Success: Returns the next screen state. Repeat until finalizeUrl is present.

Validation failure: Returns the same screen with error messages in messages.

Step 5: Finalize the OAuth flow

When the screen state contains a finalizeUrl, the journey is complete:

GET <finalizeUrl>
Authorization: Bearer <sessionId>

Response: HTTP 302 redirect to your registered redirect_uri with an authorization code:

<redirect_uri>?code=<authCode>&state=<state>

Capture the code value for the next step.

Step 6: Exchange code for tokens

POST /oauth2/token
Content-Type: application/x-www-form-urlencoded

grant_type=authorization_code
&client_id=<clientId>
&code_verifier=<codeVerifier>
&code=<authCode>
&redirect_uri=<redirectUrl>

No session token required here; this is a standard OAuth 2.0 token endpoint call.

Parameter	Description
`grant_type`	Must be `authorization_code`.
`client_id`	Same client ID used in step 1.
`code_verifier`	The plain PKCE verifier string corresponding to the challenge sent in step 1.
`code`	The authorization code from step 5.
`redirect_uri`	Must exactly match the value used in step 1.

Response: JSON with access_token, id_token, and optionally refresh_token.

Screen state object

Every Journey Flow API response returns a screen state object:

Field	Type	Description
`screen`	string	Identifier of the current journey step (for example, `identification`, `registration`).
`forms`	array	List of Form objects, each containing a `widgets` array.
`layout`	object	Layout descriptor defining the visual arrangement of widgets across forms.
`messages`	object	Error and informational messages for the current step, including a `global` message.
`hostedUrl`	string	Fallback URL to the hosted login page, if the screen cannot be rendered natively.
`finalizeUrl`	string	Present when the journey is complete. Pass to `finalizeSession()`.

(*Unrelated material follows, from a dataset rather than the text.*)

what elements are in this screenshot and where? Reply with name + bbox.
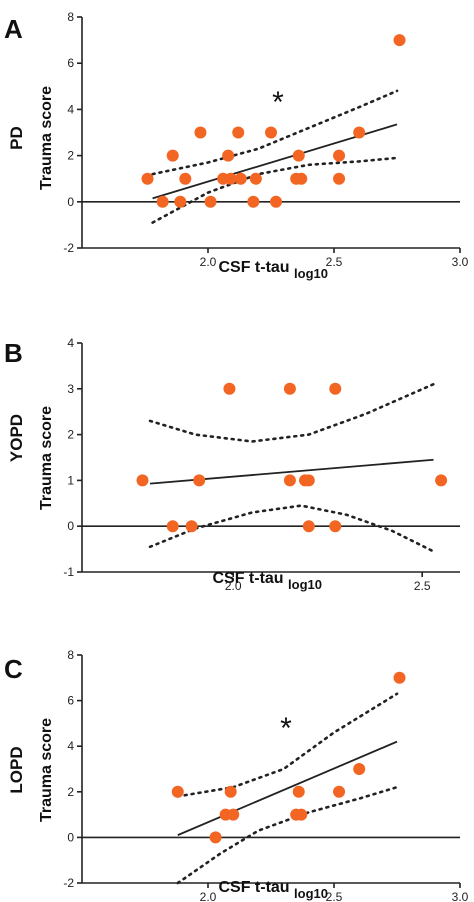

For the full widget reference, see Rendering reference.

Error handling

If messages.global is present in the response, display it to the user, and allow retry.
If a screen is encountered that the application cannot render, redirect to hostedUrl to fall back to a hosted journey.
If finalizeUrl is present, do not render any UI. Proceed directly to step 5.

Additional flow actions

Depending on your journey configuration, the following form endpoints may appear during the flow. Handle them using the same POST/flow/api/v1/form/{formId} pattern.

Reset

Reset the journey to the initial state at any point:

POST /flow/api/v1/form/reset
Authorization: Bearer <sessionId>

Clears all flow progress and returns the same screen state as /flow/api/v1/init. Use this when the user wants to start over, or the flow reaches an unrecoverable state.

Best practices

Test all branches: Verify login success, login failure, MFA, registration, account activation, and reset flows against your specific journey configuration.
Store tokens securely: Protect the access_token, id_token, and refresh_token using platform-appropriate secure storage.
Handle hostedUrl reliably: Any screen the application cannot render must fall back to hostedUrl. Do not silently drop unrecognized screens.
Use the SDK where possible: Direct API integration requires manual PKCE, session token management, and handling of evolving flow logic. Strivacity SDKs handle all of this automatically and stay up to date with platform changes.